Earlier this month, CDC director Thomas Frieden said his agency was "surging up" and sending 60 employees to West Africa to help contain the outbreak.

All CDC staff who return from working in the outbreak area check their temperatures twice a day for fever, and have been instructed to call a doctor immediately if they develop a fever or other symptoms.

Canada evacuated three members of a mobile laboratory team from Sierra Leone, after people at the hotel complex where the three were staying were diagnosed with Ebola. Although the Canadians have no symptoms, they are in voluntary isolation.

According to the World Health Organization,more than 1,400 people have died from Ebola and more than 2,600 have been infected -- more than all other previous Ebola outbreaks combined.

Ebola has killed more than 120 of the more than 240 health workers infected with Ebola.

On Tuesday, the WHO said it pulled workers from one of its own posts at Kailahun in Sierra Leone after a worker became infected. It said it will reopen the post after it reassesses safety there. Other workers remain in the country, WHO said. The WHO worker, from Senegal, has been flown to a German hospital for treatment.

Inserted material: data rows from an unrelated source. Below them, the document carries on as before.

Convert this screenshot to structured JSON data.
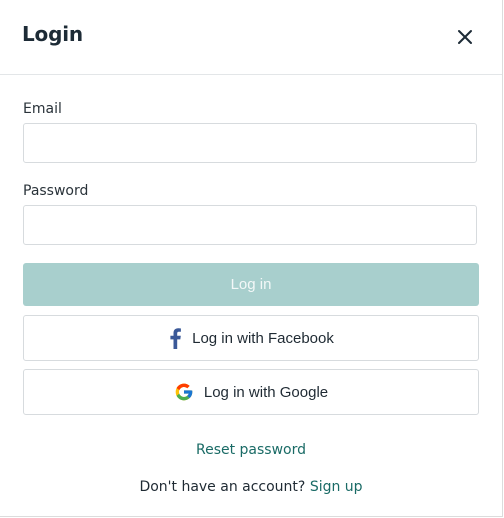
{
  "dialog": {
    "title": "Login",
    "close_icon": "close-icon"
  },
  "form": {
    "email_label": "Email",
    "email_value": "",
    "email_placeholder": "",
    "password_label": "Password",
    "password_value": "",
    "password_placeholder": "",
    "login_button": "Log in"
  },
  "social": {
    "facebook_label": "Log in with Facebook",
    "facebook_icon": "facebook-icon",
    "google_label": "Log in with Google",
    "google_icon": "google-icon"
  },
  "footer": {
    "reset_link": "Reset password",
    "signup_prompt": "Don't have an account?",
    "signup_link": "Sign up"
  },
  "colors": {
    "primary_button_bg": "#a8cfcd",
    "link": "#1a6b66",
    "facebook_blue": "#3b5998"
  }
}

A British nurse, infected with Ebola while working in Sierra Leone, has been flown to London for treatment. The nurse, William Pooley, is sitting up and in good spirits, according to the Royal Free London hospital. He has also begun taking ZMapp, an experimental drug made by a San Diego company.

That company also provided doses of ZMapp to two American aid workers infected with Ebola. Both recovered. But a Liberian doctor who received ZMapp died earlier this week. Doctors say it's not possible to tell if ZMapp is helping patients, because about half of Ebola patients recover on their own without it.